Participants are covered with pulp at the Dam square in Amsterdam after joining a tomato fight on September 14, 2014 in to protest the Russian boycot of the European fruit and vegetables. (AFP Photo/ANP)

The leftover tomatoes will be cleaned and sent to a biogas production facility.

The Netherlands, the world's second-largest exporter of agricultural products, is set to lose 300 million euro annually from canceled business with Russia , as it accounts for roughly 10 percent of Dutch exports of vegetables, fruit and meat.

To help the farmers, a 125-million-euro EU Commission Common Agricultural Policy fund was established, from which the growers are expected to get some cash, while Amsterdam is willing to cover the cost of transporting excess produce to eight Food Banks across Holland.

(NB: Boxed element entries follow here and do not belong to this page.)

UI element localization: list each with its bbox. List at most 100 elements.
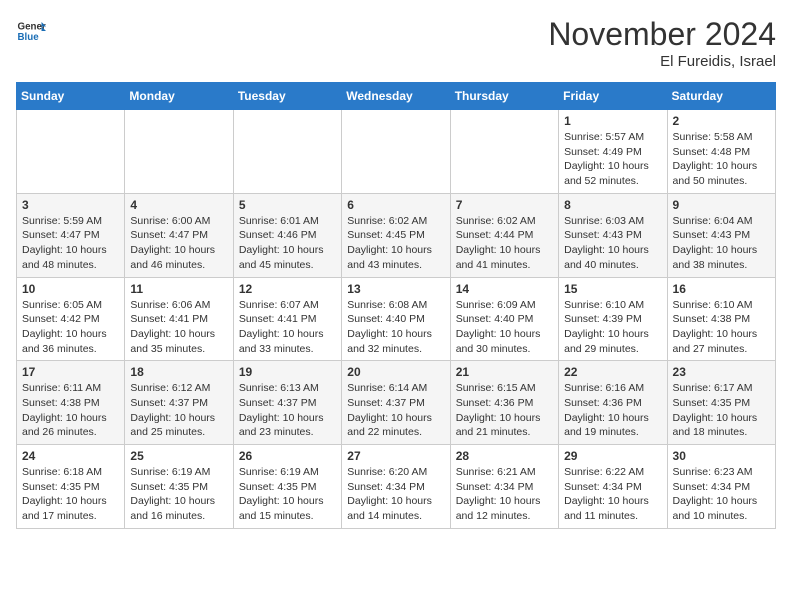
day-number: 22 [564, 365, 661, 379]
calendar-day-cell: 12 Sunrise: 6:07 AMSunset: 4:41 PMDayligh… [233, 277, 341, 361]
day-info: Sunrise: 6:23 AMSunset: 4:34 PMDaylight:… [673, 465, 770, 524]
calendar-day-cell: 4 Sunrise: 6:00 AMSunset: 4:47 PMDaylight… [125, 193, 233, 277]
day-number: 4 [130, 198, 227, 212]
day-info: Sunrise: 6:16 AMSunset: 4:36 PMDaylight:… [564, 381, 661, 440]
calendar-day-cell: 24Sunrise: 6:18 AMSunset: 4:35 PMDayligh… [17, 445, 125, 529]
day-number: 8 [564, 198, 661, 212]
day-number: 24 [22, 449, 119, 463]
day-number: 18 [130, 365, 227, 379]
day-number: 12 [239, 282, 336, 296]
weekday-header-row: SundayMondayTuesdayWednesdayThursdayFrid… [17, 83, 776, 110]
calendar-week-row: 3 Sunrise: 5:59 AMSunset: 4:47 PMDaylight… [17, 193, 776, 277]
day-number: 15 [564, 282, 661, 296]
day-info: Sunrise: 6:04 AMSunset: 4:43 PMDaylight:… [673, 214, 770, 273]
day-info: Sunrise: 6:19 AMSunset: 4:35 PMDaylight:… [239, 465, 336, 524]
calendar-week-row: 10Sunrise: 6:05 AMSunset: 4:42 PMDayligh… [17, 277, 776, 361]
logo-icon: General Blue [16, 16, 46, 46]
calendar-week-row: 1 Sunrise: 5:57 AMSunset: 4:49 PMDaylight… [17, 110, 776, 194]
day-info: Sunrise: 5:58 AMSunset: 4:48 PMDaylight:… [673, 130, 770, 189]
calendar-day-cell [125, 110, 233, 194]
day-info: Sunrise: 6:13 AMSunset: 4:37 PMDaylight:… [239, 381, 336, 440]
day-number: 19 [239, 365, 336, 379]
weekday-header: Tuesday [233, 83, 341, 110]
calendar-day-cell: 8 Sunrise: 6:03 AMSunset: 4:43 PMDaylight… [559, 193, 667, 277]
weekday-header: Saturday [667, 83, 775, 110]
day-info: Sunrise: 6:19 AMSunset: 4:35 PMDaylight:… [130, 465, 227, 524]
day-info: Sunrise: 6:21 AMSunset: 4:34 PMDaylight:… [456, 465, 553, 524]
weekday-header: Sunday [17, 83, 125, 110]
day-number: 17 [22, 365, 119, 379]
title-section: November 2024 El Fureidis, Israel [548, 16, 776, 70]
calendar-day-cell [342, 110, 450, 194]
day-number: 20 [347, 365, 444, 379]
calendar-day-cell: 27Sunrise: 6:20 AMSunset: 4:34 PMDayligh… [342, 445, 450, 529]
day-info: Sunrise: 6:00 AMSunset: 4:47 PMDaylight:… [130, 214, 227, 273]
calendar-day-cell: 23 Sunrise: 6:17 AMSunset: 4:35 PMDayligh… [667, 361, 775, 445]
calendar-day-cell: 7 Sunrise: 6:02 AMSunset: 4:44 PMDaylight… [450, 193, 558, 277]
calendar-day-cell: 18 Sunrise: 6:12 AMSunset: 4:37 PMDayligh… [125, 361, 233, 445]
day-number: 14 [456, 282, 553, 296]
day-number: 6 [347, 198, 444, 212]
calendar-day-cell: 25Sunrise: 6:19 AMSunset: 4:35 PMDayligh… [125, 445, 233, 529]
calendar-day-cell: 30 Sunrise: 6:23 AMSunset: 4:34 PMDayligh… [667, 445, 775, 529]
calendar-day-cell: 21Sunrise: 6:15 AMSunset: 4:36 PMDayligh… [450, 361, 558, 445]
day-info: Sunrise: 6:22 AMSunset: 4:34 PMDaylight:… [564, 465, 661, 524]
svg-text:Blue: Blue [18, 32, 40, 43]
day-number: 23 [673, 365, 770, 379]
calendar-day-cell: 20 Sunrise: 6:14 AMSunset: 4:37 PMDayligh… [342, 361, 450, 445]
day-number: 2 [673, 114, 770, 128]
calendar-day-cell: 13Sunrise: 6:08 AMSunset: 4:40 PMDayligh… [342, 277, 450, 361]
calendar-day-cell: 26Sunrise: 6:19 AMSunset: 4:35 PMDayligh… [233, 445, 341, 529]
calendar-day-cell: 1 Sunrise: 5:57 AMSunset: 4:49 PMDaylight… [559, 110, 667, 194]
day-info: Sunrise: 6:14 AMSunset: 4:37 PMDaylight:… [347, 381, 444, 440]
day-number: 11 [130, 282, 227, 296]
day-number: 1 [564, 114, 661, 128]
calendar-day-cell: 29 Sunrise: 6:22 AMSunset: 4:34 PMDayligh… [559, 445, 667, 529]
logo: General Blue [16, 16, 46, 46]
day-info: Sunrise: 6:11 AMSunset: 4:38 PMDaylight:… [22, 381, 119, 440]
calendar-day-cell: 28Sunrise: 6:21 AMSunset: 4:34 PMDayligh… [450, 445, 558, 529]
day-info: Sunrise: 5:59 AMSunset: 4:47 PMDaylight:… [22, 214, 119, 273]
day-info: Sunrise: 6:02 AMSunset: 4:45 PMDaylight:… [347, 214, 444, 273]
month-year-title: November 2024 [548, 16, 776, 53]
day-info: Sunrise: 6:10 AMSunset: 4:39 PMDaylight:… [564, 298, 661, 357]
weekday-header: Monday [125, 83, 233, 110]
day-info: Sunrise: 5:57 AMSunset: 4:49 PMDaylight:… [564, 130, 661, 189]
day-info: Sunrise: 6:03 AMSunset: 4:43 PMDaylight:… [564, 214, 661, 273]
day-number: 3 [22, 198, 119, 212]
day-info: Sunrise: 6:20 AMSunset: 4:34 PMDaylight:… [347, 465, 444, 524]
calendar-day-cell: 17 Sunrise: 6:11 AMSunset: 4:38 PMDayligh… [17, 361, 125, 445]
calendar-day-cell: 9 Sunrise: 6:04 AMSunset: 4:43 PMDaylight… [667, 193, 775, 277]
calendar-day-cell: 6 Sunrise: 6:02 AMSunset: 4:45 PMDaylight… [342, 193, 450, 277]
calendar-day-cell: 10Sunrise: 6:05 AMSunset: 4:42 PMDayligh… [17, 277, 125, 361]
calendar-day-cell [450, 110, 558, 194]
calendar-day-cell: 11 Sunrise: 6:06 AMSunset: 4:41 PMDayligh… [125, 277, 233, 361]
day-number: 9 [673, 198, 770, 212]
calendar-table: SundayMondayTuesdayWednesdayThursdayFrid… [16, 82, 776, 529]
calendar-day-cell: 22 Sunrise: 6:16 AMSunset: 4:36 PMDayligh… [559, 361, 667, 445]
calendar-day-cell: 15 Sunrise: 6:10 AMSunset: 4:39 PMDayligh… [559, 277, 667, 361]
calendar-day-cell: 14 Sunrise: 6:09 AMSunset: 4:40 PMDayligh… [450, 277, 558, 361]
page-header: General Blue November 2024 El Fureidis, … [16, 16, 776, 70]
day-number: 29 [564, 449, 661, 463]
calendar-day-cell: 3 Sunrise: 5:59 AMSunset: 4:47 PMDaylight… [17, 193, 125, 277]
location-label: El Fureidis, Israel [548, 53, 776, 70]
weekday-header: Thursday [450, 83, 558, 110]
day-info: Sunrise: 6:05 AMSunset: 4:42 PMDaylight:… [22, 298, 119, 357]
day-info: Sunrise: 6:02 AMSunset: 4:44 PMDaylight:… [456, 214, 553, 273]
calendar-day-cell [17, 110, 125, 194]
calendar-day-cell: 16Sunrise: 6:10 AMSunset: 4:38 PMDayligh… [667, 277, 775, 361]
day-number: 30 [673, 449, 770, 463]
day-info: Sunrise: 6:09 AMSunset: 4:40 PMDaylight:… [456, 298, 553, 357]
calendar-week-row: 24Sunrise: 6:18 AMSunset: 4:35 PMDayligh… [17, 445, 776, 529]
calendar-day-cell: 2 Sunrise: 5:58 AMSunset: 4:48 PMDaylight… [667, 110, 775, 194]
day-number: 13 [347, 282, 444, 296]
day-info: Sunrise: 6:15 AMSunset: 4:36 PMDaylight:… [456, 381, 553, 440]
day-info: Sunrise: 6:01 AMSunset: 4:46 PMDaylight:… [239, 214, 336, 273]
day-info: Sunrise: 6:06 AMSunset: 4:41 PMDaylight:… [130, 298, 227, 357]
day-info: Sunrise: 6:17 AMSunset: 4:35 PMDaylight:… [673, 381, 770, 440]
day-info: Sunrise: 6:12 AMSunset: 4:37 PMDaylight:… [130, 381, 227, 440]
day-number: 7 [456, 198, 553, 212]
calendar-day-cell: 5Sunrise: 6:01 AMSunset: 4:46 PMDaylight… [233, 193, 341, 277]
day-info: Sunrise: 6:07 AMSunset: 4:41 PMDaylight:… [239, 298, 336, 357]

La Tomatina, #Amsterdam style: huge tomato fight in support of #Dutch farmers affected by Russian #CounterSanctionspic.twitter.com/qm4P9JTa1Z

— Solunarium (@solunarium) September 14, 2014

The scheme was announced on August 18 after Russia responded to several rounds of western sanctions with a ban on imports of food from the countries involved. Moscow introduced a one-year food embargo against the US, EU, Norway, Australia, and Canada that will block an estimated $9 billion worth of agricultural exports to Russia. EU members, particularly those close to Russia, were most affected by the loss of the Russian market. So far payments under the scheme have been halted due to the large volume of applications.